The leading global ratings agency Fitch Ratings has affirmed a low default risk on India-based Bhushan Power and Steel's (BPSL) long-term ratings, with a stable outlook on the back of the company's improved business profile and profitability.
"Fitch Ratings has affirmed ... BPSL's national long-term rating at 'A-(ind)' with a stable outlook," reads Fitch's statement.
Accordingly, BPSL's EBITDA margins improved to 26.5 percent at the end of March 2010 (FY 2010-11), from 16.4 percent in FY 2006-7, due to lower input costs and benefits accruing from the third phase of its greenfield backward integration project in Orissa to manufacture 1.5 million mt per year of steel, which was completed in October 2009. "The ratings derive comfort from the successful project execution track-record of the company," Fitch said.

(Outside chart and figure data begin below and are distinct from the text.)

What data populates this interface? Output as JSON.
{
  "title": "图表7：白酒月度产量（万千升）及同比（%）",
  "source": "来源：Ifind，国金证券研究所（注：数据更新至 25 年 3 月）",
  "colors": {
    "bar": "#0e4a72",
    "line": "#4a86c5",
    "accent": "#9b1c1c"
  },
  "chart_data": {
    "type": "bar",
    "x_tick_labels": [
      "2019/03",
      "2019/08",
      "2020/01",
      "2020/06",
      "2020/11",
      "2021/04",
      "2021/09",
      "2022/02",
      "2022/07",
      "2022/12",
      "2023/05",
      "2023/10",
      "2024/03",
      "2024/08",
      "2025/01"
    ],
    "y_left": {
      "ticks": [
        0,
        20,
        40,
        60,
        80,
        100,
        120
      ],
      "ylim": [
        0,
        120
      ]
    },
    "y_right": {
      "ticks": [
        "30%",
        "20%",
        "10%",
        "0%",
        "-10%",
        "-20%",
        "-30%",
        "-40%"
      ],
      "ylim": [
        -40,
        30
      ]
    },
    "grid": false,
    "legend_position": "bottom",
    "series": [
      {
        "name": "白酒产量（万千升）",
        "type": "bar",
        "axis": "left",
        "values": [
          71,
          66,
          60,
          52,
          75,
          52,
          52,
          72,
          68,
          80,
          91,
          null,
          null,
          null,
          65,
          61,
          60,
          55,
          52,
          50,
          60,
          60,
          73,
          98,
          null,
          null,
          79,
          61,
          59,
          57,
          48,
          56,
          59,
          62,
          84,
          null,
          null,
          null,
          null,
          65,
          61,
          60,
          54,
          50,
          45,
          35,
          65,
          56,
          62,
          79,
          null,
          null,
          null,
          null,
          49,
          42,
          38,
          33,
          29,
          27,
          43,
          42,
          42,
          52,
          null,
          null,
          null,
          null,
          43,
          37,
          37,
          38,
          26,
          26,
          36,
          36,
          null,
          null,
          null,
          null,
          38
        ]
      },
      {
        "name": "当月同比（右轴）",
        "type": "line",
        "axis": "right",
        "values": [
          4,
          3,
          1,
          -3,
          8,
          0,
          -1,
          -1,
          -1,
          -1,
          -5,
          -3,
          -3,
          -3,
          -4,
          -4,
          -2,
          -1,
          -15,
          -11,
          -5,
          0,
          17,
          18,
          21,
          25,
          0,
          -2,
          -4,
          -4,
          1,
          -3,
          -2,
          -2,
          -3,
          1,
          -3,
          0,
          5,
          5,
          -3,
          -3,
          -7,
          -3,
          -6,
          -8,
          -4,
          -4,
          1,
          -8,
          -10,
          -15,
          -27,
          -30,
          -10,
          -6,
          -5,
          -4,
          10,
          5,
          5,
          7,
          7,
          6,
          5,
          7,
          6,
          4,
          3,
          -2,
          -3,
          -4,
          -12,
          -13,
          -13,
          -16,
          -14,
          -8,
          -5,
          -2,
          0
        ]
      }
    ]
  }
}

Fitch notes that BPSL is implementing the fourth phase of the Orissa project. The total project cost is estimated at INR 59.95 billion (about $1.357 billion). The company will derive substantial benefits given operational efficiencies and reduction in freight costs by having both upstream and downstream facilities in one location. The fourth phase is running as per schedule and the company has already commissioned the electric arc and ladle furnace (combined capacity: 0.824 million mt per year) and the hot rolled coil mill (capacity: 0.8 million mt per year), which will further boost its revenues and profitability from FY 2012-13 onwards.
Fitch said that its ratings are constrained by BPSL's relatively high financial leverage (net debt/ EBITDA) and the lack of captive raw material linkages. The company is yet to sign mining lease agreements for the Jamkhani Coal Block in Orissa. The agency notes that BPSL will be better-positioned to derive benefits given the reduction in input costs once the mines are operational.
BPSL, formerly known as Bhushan Limited, is a closely-held public limited company with plants at Chandigarh, Dera Bassi (Punjab), Kolkata and Sambalpur (Orissa).